I diritti umani, invece, vanno intesi seriamente e in buona fede come base del dialogo interculturale oggi più che mai necessario. A tale intento ha risposto la Conferenza eurocinese sui diritti umani che abbiamo organizzato mercoledì scorso 20 settembre a Roma, all’interno della quale si è verificato un intenso scambio di informazioni e prospettive tra studiosi cinesi, italiani e di altri Paesi europei.

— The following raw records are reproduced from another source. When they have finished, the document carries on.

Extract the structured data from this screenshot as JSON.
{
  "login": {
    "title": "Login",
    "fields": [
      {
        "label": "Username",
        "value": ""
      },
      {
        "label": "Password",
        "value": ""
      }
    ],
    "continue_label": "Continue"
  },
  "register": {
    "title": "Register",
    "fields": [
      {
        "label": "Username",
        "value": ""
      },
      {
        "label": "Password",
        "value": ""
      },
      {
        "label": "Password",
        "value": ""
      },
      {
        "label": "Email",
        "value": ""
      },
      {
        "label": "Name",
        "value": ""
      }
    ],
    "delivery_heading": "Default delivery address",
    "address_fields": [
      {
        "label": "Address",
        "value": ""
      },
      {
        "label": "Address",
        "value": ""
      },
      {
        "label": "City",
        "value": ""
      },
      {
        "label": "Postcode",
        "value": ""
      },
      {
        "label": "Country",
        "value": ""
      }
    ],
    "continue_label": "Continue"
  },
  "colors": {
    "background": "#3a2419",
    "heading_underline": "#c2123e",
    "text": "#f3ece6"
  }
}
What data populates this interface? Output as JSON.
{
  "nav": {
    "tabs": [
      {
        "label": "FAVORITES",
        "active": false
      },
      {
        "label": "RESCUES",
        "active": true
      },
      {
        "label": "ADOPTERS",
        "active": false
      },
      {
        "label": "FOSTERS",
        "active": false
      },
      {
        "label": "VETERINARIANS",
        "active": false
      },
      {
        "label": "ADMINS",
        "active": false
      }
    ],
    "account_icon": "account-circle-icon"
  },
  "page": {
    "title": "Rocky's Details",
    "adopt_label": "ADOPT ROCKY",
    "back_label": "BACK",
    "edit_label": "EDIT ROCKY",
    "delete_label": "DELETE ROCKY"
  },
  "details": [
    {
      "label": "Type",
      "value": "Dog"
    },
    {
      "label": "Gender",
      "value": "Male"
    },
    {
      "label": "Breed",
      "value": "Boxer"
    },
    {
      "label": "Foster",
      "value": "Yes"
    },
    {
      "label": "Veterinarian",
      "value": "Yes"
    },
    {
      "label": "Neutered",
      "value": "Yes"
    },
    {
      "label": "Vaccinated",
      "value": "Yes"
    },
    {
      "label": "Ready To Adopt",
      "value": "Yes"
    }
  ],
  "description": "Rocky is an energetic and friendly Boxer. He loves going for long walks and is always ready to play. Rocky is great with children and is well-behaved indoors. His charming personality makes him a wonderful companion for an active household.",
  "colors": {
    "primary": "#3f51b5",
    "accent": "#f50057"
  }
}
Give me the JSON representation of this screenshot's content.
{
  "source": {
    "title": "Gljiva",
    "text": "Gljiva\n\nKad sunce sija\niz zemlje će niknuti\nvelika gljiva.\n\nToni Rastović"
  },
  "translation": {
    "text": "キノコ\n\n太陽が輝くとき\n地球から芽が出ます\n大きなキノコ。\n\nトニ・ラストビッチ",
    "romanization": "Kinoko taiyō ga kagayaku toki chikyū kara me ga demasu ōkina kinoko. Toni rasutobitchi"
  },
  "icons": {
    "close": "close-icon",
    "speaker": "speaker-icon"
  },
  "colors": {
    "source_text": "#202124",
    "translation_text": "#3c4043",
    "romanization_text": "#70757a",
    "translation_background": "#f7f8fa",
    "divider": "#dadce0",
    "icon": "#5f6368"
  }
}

Si tratta della necessaria cornice ideologica e programmatica per l’altrettanto necessario sviluppo della cooperazione concreta tra Italia, Europa e Cina su tutti i temi che sono all’ordine del giorno: pace, disarmo, salvaguardia ambientale, sviluppo sostenibile ed equilibrato del pianeta.

Nonostante gli isterici attacchi e le critiche infondate ricevute da taluni organi informativi di rilievo marginale, come il Foglio, o da politici di quart’ordine, tale Conferenza ha pienamente raggiunto i suoi scopi e chi volesse approfondirne i contenuti potrà farlo colla pubblicazione degli arti o ascoltando nel frattempo la registrazione a cura di Radio Radicale. Numerosi sono stati del resto, nel corso del mese di settembre, gli incontri italo-cinesi avvenuti nel nostro Paese sui temi più disparati e ve ne saranno di sempre più frequenti in futuro, nell’ambito di quello che lo stesso governo Meloni, pur non procedendo, malauguratamente, a rinnovare l’accordo sulla Nuova via della seta, continua a definire un
partenariato strategico.

Sempre nell’ambito di questo sforzo congiunto e di lungo periodo mi trovo attualmente a Pechino per partecipare alla “Conferenza internazionale su ambiente, sviluppo e diritti umani: la protezione ecologica marina nel processo di modernizzazione”. Mettere a punto nuove normative e nuove tecnologie in grado di combattere l’inquinamento dei mari costituisce oggi un altro dei compiti fondamentali cui deve fare fronte la cooperazione internazionale. Un nuovo approccio cooperativo, che combini le responsabilità giuridiche degli Stati costieri col principio del patrimonio comune dell’umanità applicabile alle zone internazionali, risulta indispensabile ed urgente proprio nelle regioni marittime, come il Mar Cinese Meridionale, dove si registrano oggi controversie e tensioni.

Da citare in questo quadro anche il recente Accordo per la protezione della biodiversità in alto mare, la cui stipulazione ha pure visto fattive convergenze tra Cina, Unione Europea ed altri. Ma su tutto il complesso delle tematiche di ordine ambientale sarà cruciale sviluppare la cooperazione colla Cina. Basti pensare alle fonti energetiche alternative necessarie per ridurre e tendenzialmente abolire il ricorso al fossile e sulle quali la Cina, grazie alla sua programmazione pubblica delle attività economiche, è ben più avanti di noi, come dimostra ad esempio la produzione delle automobili elettriche.